REQUESTED BY: Dear Senator Wesely:
You have asked our opinion as to the applicability of certain provisions of LB 161 to the University of Nebraska. The first provision you inquire about is the amendatory language of section 3 of the bill. This section amends section84-1317, R.R.S. 1943, by adding this language:
"No faculty member of the University of Nebraska, the Nebraska State Colleges, or the technical community colleges shall be forced to retire before age seventy without due process, nor shall any faculty member have tenure status revoked due to age."
There are two matters we wish to call to your attention before discussing the effect of this amendment on the University. Section 84-1317 is a part of the State Employees Retirement Act. Section 84-1301, R.R.S. 1943, specifically excludes from the definition of `employee,' as used in that act, employees of the University of Nebraska, employees of the state colleges, and employees of technical community colleges. While it does not, we presume, affect the validity of the legislation, we believe a provision dealing with employees of these institutions is rather inappropriately placed in an act which does not purport to cover them.
Second, we are in considerable doubt as to the meaning of the amendment.
It forbids forced retirement before age 70 `without due process,' but does not specifically forbid forced retirement solely because of age. Due process is a constitutional concept, far too complex to be discussed at any length in this opinion. It has two general aspects, substantive and procedural. Procedural due process usually is thought of as requiring notice and hearing. You inform us that the University has a bylaw which provides for mandatory retirement of tenured employees at the age of 65.
If the amendment we are concerned with is intended simply to require procedural due process, the employee could be given notice of a hearing to determine whether he had passed the mandatory retirement age of 65. If he had, he could be retired on that basis alone. We are confident that that was not the intention of the amendment, but the vague language of `due process' leaves that interpretation open.

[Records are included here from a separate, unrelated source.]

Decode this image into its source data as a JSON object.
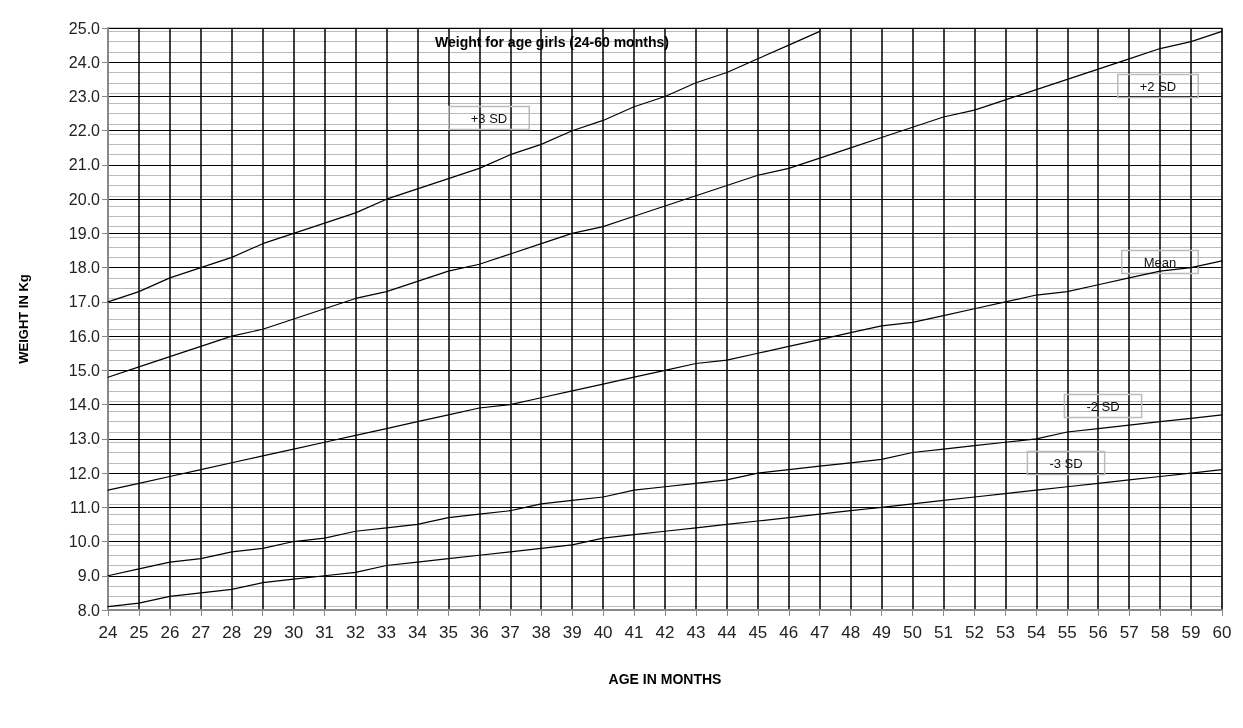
{
  "chart_data": {
    "type": "line",
    "title": "Weight for age girls (24-60 months)",
    "xlabel": "AGE IN MONTHS",
    "ylabel": "WEIGHT IN Kg",
    "categories": [
      "24",
      "25",
      "26",
      "27",
      "28",
      "29",
      "30",
      "31",
      "32",
      "33",
      "34",
      "35",
      "36",
      "37",
      "38",
      "39",
      "40",
      "41",
      "42",
      "43",
      "44",
      "45",
      "46",
      "47",
      "48",
      "49",
      "50",
      "51",
      "52",
      "53",
      "54",
      "55",
      "56",
      "57",
      "58",
      "59",
      "60"
    ],
    "series": [
      {
        "name": "+3 SD",
        "color": "#000000",
        "values": [
          17.0,
          17.3,
          17.7,
          18.0,
          18.3,
          18.7,
          19.0,
          19.3,
          19.6,
          20.0,
          20.3,
          20.6,
          20.9,
          21.3,
          21.6,
          22.0,
          22.3,
          22.7,
          23.0,
          23.4,
          23.7,
          24.1,
          24.5,
          24.9,
          null,
          null,
          null,
          null,
          null,
          null,
          null,
          null,
          null,
          null,
          null,
          null,
          null
        ]
      },
      {
        "name": "+2 SD",
        "color": "#000000",
        "values": [
          14.8,
          15.1,
          15.4,
          15.7,
          16.0,
          16.2,
          16.5,
          16.8,
          17.1,
          17.3,
          17.6,
          17.9,
          18.1,
          18.4,
          18.7,
          19.0,
          19.2,
          19.5,
          19.8,
          20.1,
          20.4,
          20.7,
          20.9,
          21.2,
          21.5,
          21.8,
          22.1,
          22.4,
          22.6,
          22.9,
          23.2,
          23.5,
          23.8,
          24.1,
          24.4,
          24.6,
          24.9
        ]
      },
      {
        "name": "Mean",
        "color": "#000000",
        "values": [
          11.5,
          11.7,
          11.9,
          12.1,
          12.3,
          12.5,
          12.7,
          12.9,
          13.1,
          13.3,
          13.5,
          13.7,
          13.9,
          14.0,
          14.2,
          14.4,
          14.6,
          14.8,
          15.0,
          15.2,
          15.3,
          15.5,
          15.7,
          15.9,
          16.1,
          16.3,
          16.4,
          16.6,
          16.8,
          17.0,
          17.2,
          17.3,
          17.5,
          17.7,
          17.9,
          18.0,
          18.2
        ]
      },
      {
        "name": "-2 SD",
        "color": "#000000",
        "values": [
          9.0,
          9.2,
          9.4,
          9.5,
          9.7,
          9.8,
          10.0,
          10.1,
          10.3,
          10.4,
          10.5,
          10.7,
          10.8,
          10.9,
          11.1,
          11.2,
          11.3,
          11.5,
          11.6,
          11.7,
          11.8,
          12.0,
          12.1,
          12.2,
          12.3,
          12.4,
          12.6,
          12.7,
          12.8,
          12.9,
          13.0,
          13.2,
          13.3,
          13.4,
          13.5,
          13.6,
          13.7
        ]
      },
      {
        "name": "-3 SD",
        "color": "#000000",
        "values": [
          8.1,
          8.2,
          8.4,
          8.5,
          8.6,
          8.8,
          8.9,
          9.0,
          9.1,
          9.3,
          9.4,
          9.5,
          9.6,
          9.7,
          9.8,
          9.9,
          10.1,
          10.2,
          10.3,
          10.4,
          10.5,
          10.6,
          10.7,
          10.8,
          10.9,
          11.0,
          11.1,
          11.2,
          11.3,
          11.4,
          11.5,
          11.6,
          11.7,
          11.8,
          11.9,
          12.0,
          12.1
        ]
      }
    ],
    "ylim": [
      8,
      25
    ],
    "yticks": [
      {
        "value": 8,
        "label": "8.0"
      },
      {
        "value": 9,
        "label": "9.0"
      },
      {
        "value": 10,
        "label": "10.0"
      },
      {
        "value": 11,
        "label": "11.0"
      },
      {
        "value": 12,
        "label": "12.0"
      },
      {
        "value": 13,
        "label": "13.0"
      },
      {
        "value": 14,
        "label": "14.0"
      },
      {
        "value": 15,
        "label": "15.0"
      },
      {
        "value": 16,
        "label": "16.0"
      },
      {
        "value": 17,
        "label": "17.0"
      },
      {
        "value": 18,
        "label": "18.0"
      },
      {
        "value": 19,
        "label": "19.0"
      },
      {
        "value": 20,
        "label": "20.0"
      },
      {
        "value": 21,
        "label": "21.0"
      },
      {
        "value": 22,
        "label": "22.0"
      },
      {
        "value": 23,
        "label": "23.0"
      },
      {
        "value": 24,
        "label": "24.0"
      },
      {
        "value": 25,
        "label": "25.0"
      }
    ],
    "grid": true,
    "legend": false,
    "marker": "none",
    "line_style": "solid"
  }
}
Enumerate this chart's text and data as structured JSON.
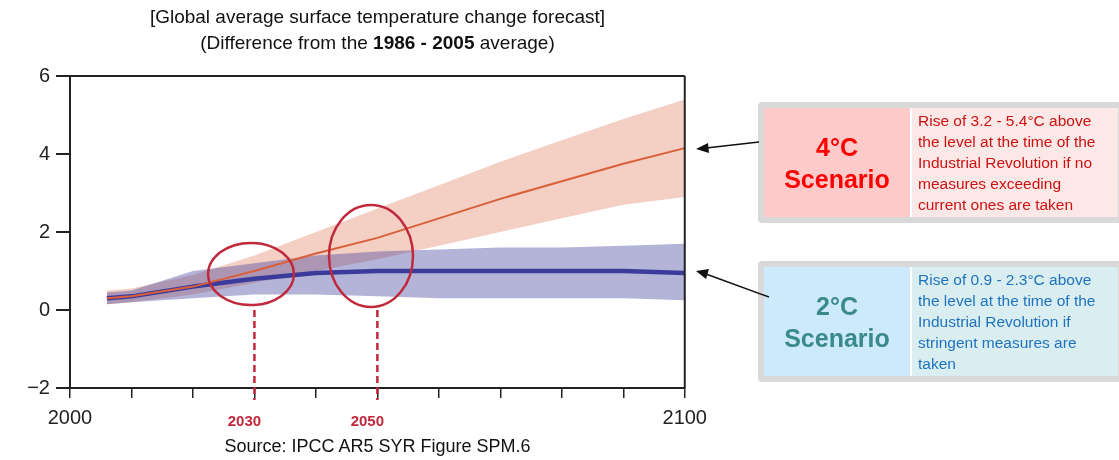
{
  "chart_data": {
    "type": "line",
    "title": "[Global average surface temperature change forecast]",
    "subtitle": "(Difference from the 1986 - 2005 average)",
    "x": [
      2006,
      2010,
      2020,
      2030,
      2040,
      2050,
      2060,
      2070,
      2080,
      2090,
      2100
    ],
    "series": [
      {
        "color": "#d9603b",
        "values": [
          0.3,
          0.35,
          0.6,
          1.0,
          1.45,
          1.85,
          2.35,
          2.85,
          3.3,
          3.75,
          4.15
        ],
        "lower": [
          0.15,
          0.2,
          0.4,
          0.7,
          1.0,
          1.3,
          1.65,
          2.0,
          2.35,
          2.7,
          2.9
        ],
        "upper": [
          0.5,
          0.55,
          0.9,
          1.4,
          2.0,
          2.6,
          3.2,
          3.8,
          4.35,
          4.9,
          5.4
        ]
      },
      {
        "color": "#3b3b9c",
        "values": [
          0.3,
          0.35,
          0.6,
          0.8,
          0.95,
          1.0,
          1.0,
          1.0,
          1.0,
          1.0,
          0.95
        ],
        "lower": [
          0.15,
          0.2,
          0.3,
          0.4,
          0.4,
          0.35,
          0.3,
          0.3,
          0.3,
          0.3,
          0.25
        ],
        "upper": [
          0.45,
          0.5,
          1.0,
          1.2,
          1.4,
          1.5,
          1.55,
          1.6,
          1.6,
          1.65,
          1.7
        ]
      }
    ],
    "xlim": [
      2000,
      2100
    ],
    "xticks": [
      2000,
      {
        "value": 2010,
        "label": null
      },
      {
        "value": 2020,
        "label": null
      },
      {
        "value": 2030,
        "label": null
      },
      {
        "value": 2040,
        "label": null
      },
      {
        "value": 2050,
        "label": null
      },
      {
        "value": 2060,
        "label": null
      },
      {
        "value": 2070,
        "label": null
      },
      {
        "value": 2080,
        "label": null
      },
      {
        "value": 2090,
        "label": null
      },
      2100
    ],
    "ylim": [
      -2,
      6
    ],
    "yticks": [
      -2,
      0,
      2,
      4,
      6
    ],
    "ref_lines": [
      {
        "axis": "x",
        "value": 2030,
        "label": "2030",
        "color": "#c0283c",
        "line_style": "dashed"
      },
      {
        "axis": "x",
        "value": 2050,
        "label": "2050",
        "color": "#c0283c",
        "line_style": "dashed"
      }
    ],
    "annotations": [
      "Source: IPCC AR5 SYR Figure SPM.6",
      "4°C Scenario",
      "Rise of 3.2 - 5.4°C above the level at the time of the Industrial Revolution if no measures exceeding current ones are taken",
      "2°C Scenario",
      "Rise of 0.9 - 2.3°C above the level at the time of the Industrial Revolution if stringent measures are taken"
    ],
    "grid": false,
    "legend": false
  }
}
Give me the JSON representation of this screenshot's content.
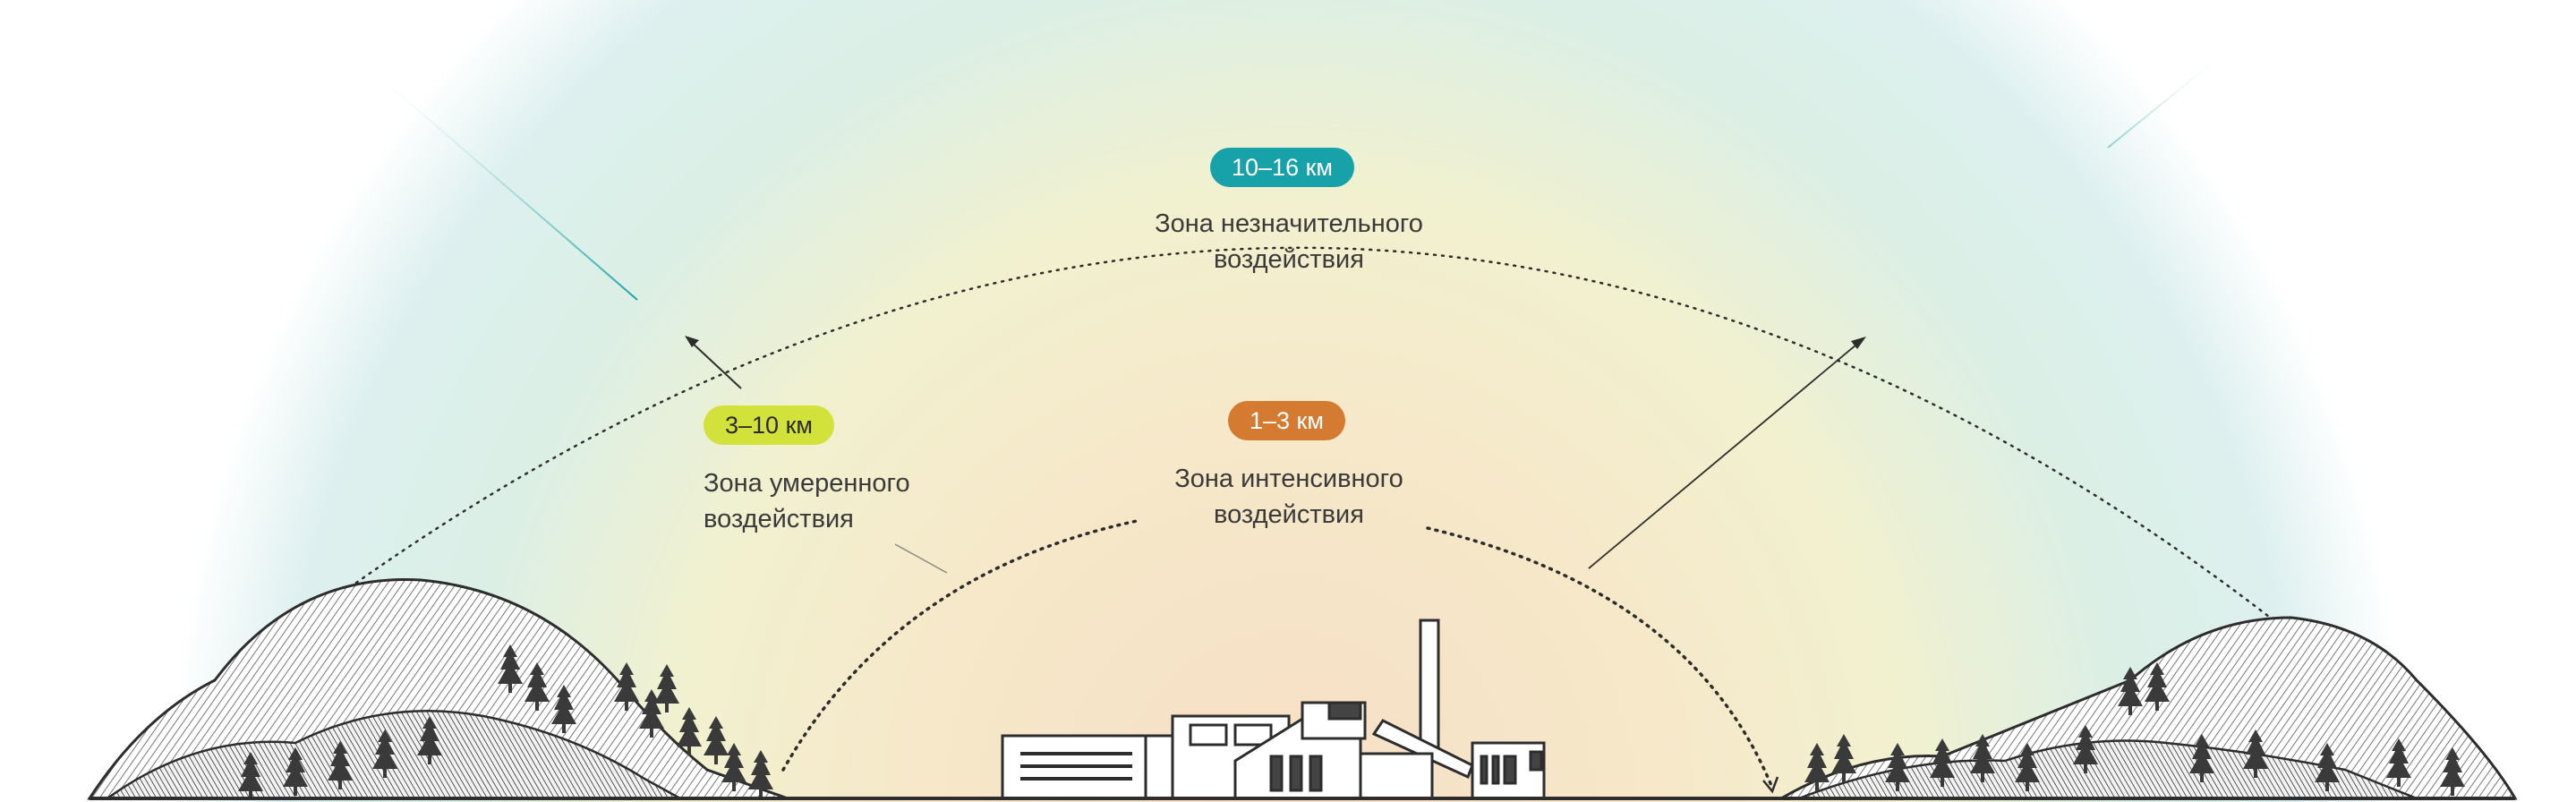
{
  "zones": {
    "insignificant": {
      "distance": "10–16 км",
      "name_line1": "Зона незначительного",
      "name_line2": "воздействия",
      "color": "#17a2a9"
    },
    "moderate": {
      "distance": "3–10 км",
      "name_line1": "Зона умеренного",
      "name_line2": "воздействия",
      "color": "#d3e13b"
    },
    "intensive": {
      "distance": "1–3 км",
      "name_line1": "Зона интенсивного",
      "name_line2": "воздействия",
      "color": "#d47a31"
    }
  },
  "colors": {
    "ink": "#2d2d2d",
    "glow_warm": "#f6dcc0",
    "glow_mid": "#f3f0c6",
    "glow_cool": "#cfe9e8"
  }
}
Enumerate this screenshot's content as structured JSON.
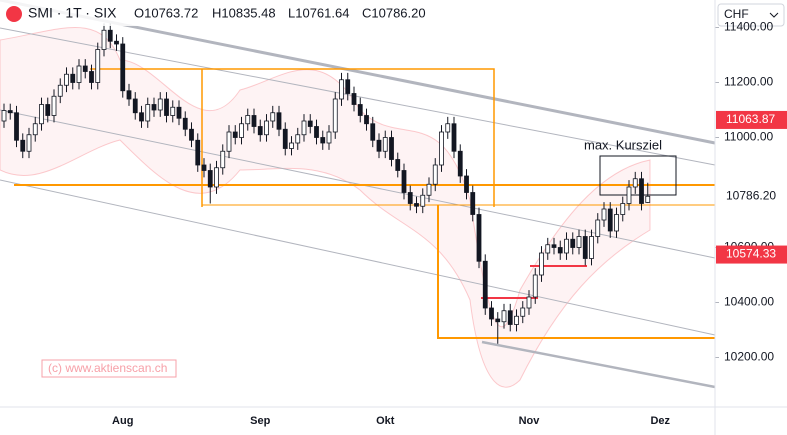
{
  "header": {
    "symbol": "SMI · 1T · SIX",
    "open": "O10763.72",
    "high": "H10835.48",
    "low": "L10761.64",
    "close": "C10786.20"
  },
  "currency": "CHF",
  "watermark": "(c) www.aktienscan.ch",
  "annotation": "max. Kursziel",
  "chart_data": {
    "type": "candlestick",
    "categories": [
      null,
      null,
      null,
      null,
      null,
      null,
      null,
      null,
      null,
      null,
      null,
      null,
      null,
      null,
      null,
      null,
      null,
      null,
      null,
      "Aug",
      null,
      null,
      null,
      null,
      null,
      null,
      null,
      null,
      null,
      null,
      null,
      null,
      null,
      null,
      null,
      null,
      null,
      null,
      null,
      null,
      null,
      "Sep",
      null,
      null,
      null,
      null,
      null,
      null,
      null,
      null,
      null,
      null,
      null,
      null,
      null,
      null,
      null,
      null,
      null,
      null,
      null,
      "Okt",
      null,
      null,
      null,
      null,
      null,
      null,
      null,
      null,
      null,
      null,
      null,
      null,
      null,
      null,
      null,
      null,
      null,
      null,
      null,
      null,
      null,
      null,
      "Nov",
      null,
      null,
      null,
      null,
      null,
      null,
      null,
      null,
      null,
      null,
      null,
      null,
      null,
      null,
      null,
      null,
      null,
      null,
      null,
      null,
      "Dez"
    ],
    "series": [
      {
        "up_color": "#ffffff",
        "down_color": "#131722",
        "open": [
          11060,
          11098,
          11090,
          10990,
          10950,
          11010,
          11050,
          11120,
          11080,
          11150,
          11190,
          11230,
          11200,
          11260,
          11240,
          11200,
          11320,
          11390,
          11350,
          11340,
          11170,
          11140,
          11090,
          11060,
          11120,
          11100,
          11140,
          11080,
          11110,
          11070,
          11030,
          10990,
          10900,
          10880,
          10820,
          10890,
          10950,
          11020,
          11000,
          11050,
          11080,
          11040,
          11010,
          11060,
          11090,
          11030,
          10960,
          10980,
          11010,
          11060,
          11040,
          11000,
          10980,
          11020,
          11140,
          11210,
          11160,
          11120,
          11080,
          11050,
          10990,
          10950,
          11000,
          10920,
          10880,
          10800,
          10760,
          10750,
          10790,
          10830,
          10900,
          11020,
          11050,
          10950,
          10860,
          10800,
          10720,
          10550,
          10380,
          10340,
          10330,
          10370,
          10320,
          10350,
          10380,
          10420,
          10500,
          10580,
          10610,
          10600,
          10580,
          10630,
          10600,
          10640,
          10560,
          10640,
          10700,
          10740,
          10660,
          10720,
          10760,
          10820,
          10850,
          10763.72,
          null,
          null
        ],
        "high": [
          11123,
          11123,
          11115,
          11015,
          11035,
          11075,
          11145,
          11145,
          11175,
          11215,
          11255,
          11255,
          11285,
          11285,
          11265,
          11345,
          11415,
          11415,
          11375,
          11365,
          11195,
          11165,
          11115,
          11145,
          11145,
          11165,
          11165,
          11135,
          11135,
          11095,
          11055,
          11015,
          10925,
          10905,
          10915,
          10975,
          11045,
          11045,
          11075,
          11105,
          11105,
          11065,
          11085,
          11115,
          11115,
          11055,
          11005,
          11035,
          11085,
          11085,
          11065,
          11025,
          11045,
          11165,
          11235,
          11235,
          11185,
          11145,
          11105,
          11075,
          11015,
          11025,
          11025,
          10945,
          10905,
          10825,
          10785,
          10815,
          10855,
          10925,
          11045,
          11075,
          11075,
          10975,
          10885,
          10825,
          10745,
          10575,
          10405,
          10365,
          10395,
          10395,
          10375,
          10405,
          10445,
          10525,
          10605,
          10635,
          10635,
          10625,
          10655,
          10655,
          10665,
          10665,
          10665,
          10725,
          10765,
          10765,
          10745,
          10785,
          10845,
          10875,
          10875,
          10835.48,
          null,
          null
        ],
        "low": [
          11035,
          11065,
          10965,
          10925,
          10925,
          10985,
          11025,
          11055,
          11055,
          11125,
          11165,
          11175,
          11175,
          11215,
          11175,
          11175,
          11295,
          11325,
          11315,
          11145,
          11115,
          11065,
          11035,
          11035,
          11075,
          11075,
          11055,
          11055,
          11045,
          11005,
          10965,
          10875,
          10855,
          10760,
          10795,
          10865,
          10925,
          10975,
          10975,
          11025,
          11015,
          10985,
          10985,
          11035,
          11005,
          10935,
          10935,
          10955,
          10985,
          11015,
          10975,
          10955,
          10955,
          10995,
          11115,
          11135,
          11095,
          11055,
          11025,
          10965,
          10925,
          10925,
          10895,
          10855,
          10775,
          10735,
          10725,
          10725,
          10765,
          10805,
          10875,
          10995,
          10925,
          10835,
          10775,
          10695,
          10525,
          10355,
          10315,
          10250,
          10305,
          10295,
          10295,
          10325,
          10355,
          10395,
          10475,
          10555,
          10575,
          10555,
          10555,
          10575,
          10575,
          10535,
          10535,
          10615,
          10675,
          10635,
          10635,
          10695,
          10735,
          10795,
          10735,
          10761.64,
          null,
          null
        ],
        "close": [
          11098,
          11090,
          10990,
          10950,
          11010,
          11050,
          11120,
          11080,
          11150,
          11190,
          11230,
          11200,
          11260,
          11240,
          11200,
          11320,
          11390,
          11350,
          11340,
          11170,
          11140,
          11090,
          11060,
          11120,
          11100,
          11140,
          11080,
          11110,
          11070,
          11030,
          10990,
          10900,
          10880,
          10820,
          10890,
          10950,
          11020,
          11000,
          11050,
          11080,
          11040,
          11010,
          11060,
          11090,
          11030,
          10960,
          10980,
          11010,
          11060,
          11040,
          11000,
          10980,
          11020,
          11140,
          11210,
          11160,
          11120,
          11080,
          11050,
          10990,
          10950,
          11000,
          10920,
          10880,
          10800,
          10760,
          10750,
          10790,
          10830,
          10900,
          11020,
          11050,
          10950,
          10860,
          10800,
          10720,
          10550,
          10380,
          10340,
          10330,
          10370,
          10320,
          10350,
          10380,
          10420,
          10500,
          10580,
          10610,
          10600,
          10580,
          10630,
          10600,
          10640,
          10560,
          10640,
          10700,
          10740,
          10660,
          10720,
          10760,
          10820,
          10850,
          10760,
          10786.2,
          null,
          null
        ]
      }
    ],
    "ylim": [
      10020,
      11500
    ],
    "yticks": [
      {
        "value": 11400,
        "label": "11400.00"
      },
      {
        "value": 11200,
        "label": "11200.00"
      },
      {
        "value": 11000,
        "label": "11000.00"
      },
      {
        "value": 10600,
        "label": "10600.00"
      },
      {
        "value": 10400,
        "label": "10400.00"
      },
      {
        "value": 10200,
        "label": "10200.00"
      }
    ],
    "price_labels": [
      {
        "value": 11063.87,
        "color": "#f23645"
      },
      {
        "value": 10574.33,
        "color": "#f23645"
      },
      {
        "value": 10786.2,
        "label": "10786.20",
        "color": "#ffffff"
      }
    ]
  }
}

We now turn to the question of whether the amendment would violate Article VII, section 10 of the Nebraska Constitution, which provides that the general government of the University of Nebraska shall, under the direction of the Legislature, be vested in the Board of Regents. Our court construed that constitutional provision in Board of Regentsv. Exon, 199 Neb. 146, 256 N.W.2d 330 (1977). The court said that although the Legislature could add to or subtract from the powers and duties of the Board of Regents, the general government of the University must remain vested in the Board. In elaboration of that proposition, the court said that the Legislature was without authority to direct employees of the University, and held that the Legislature could not fix and determine the manner in which raises were given to employees of the University, saying that the determination of salary schedules and the compensation to be paid employees was an integral part of the general government of the University.
We believe the court would probably reach the same conclusion with respect to mandatory retirement and loss of tenure due to age. In light of Board of Regents v. Exon, we believe it would be difficult to sustain the amendment in so far as it applies to the University.
You also ask whether the amendment contained in section 2 of LB 161 would apply to the University. Section 2 would amend section 48-1003, R.R.S. 1943, which now limits the prohibitions of sections 48-1001 to 48-1009 to the employment of persons between 40 and 65 years of age. The amendment would raise the upper limit to 70 years.
We will not discuss this amendment in terms of Article VII, section 10, because we are not confident that it applies.
Despite what Board of Regents v. Exon says, the Board of Regents is probably not totally insulated from the impact of general laws passed by the Legislature. When the Legislature attempts to specifically direct or control actions of the Board, the legislation is suspect. But we do not believe the court intended to say that the Board could ignore laws of general application. It is not, after all, a separate, independent sovereignty.
However, we believe there is some doubt that sections48-1001 to 48-1009 apply to the University, or to any other state agencies. State agencies and political subdivisions are not specifically included in the definition of `person' in section 48-1002. One might draw an inference that they might be included in the definition of `employer,' since political entities acting with respect to any peace officer or firefighter are excluded. It can be argued that this shows an intention to include other political entities.
However, this is a very tenuous basis for reaching such a conclusion. We believe a provision controlling state agencies and political subdivisions should be reasonably specific in that regard. We note that 29 U.S.C. § 630, a part of the federal Age Discrimination Act, specifically includes in the definition of `employer' a state or political subdivision and any agency or instrumentality of a state or political subdivision. The failure of section 48-1002 to include them makes it doubtful that the act was intended to apply to state agencies, including the University. If it does not, of course the amendment of that act by LB 161 would have no effect on the University.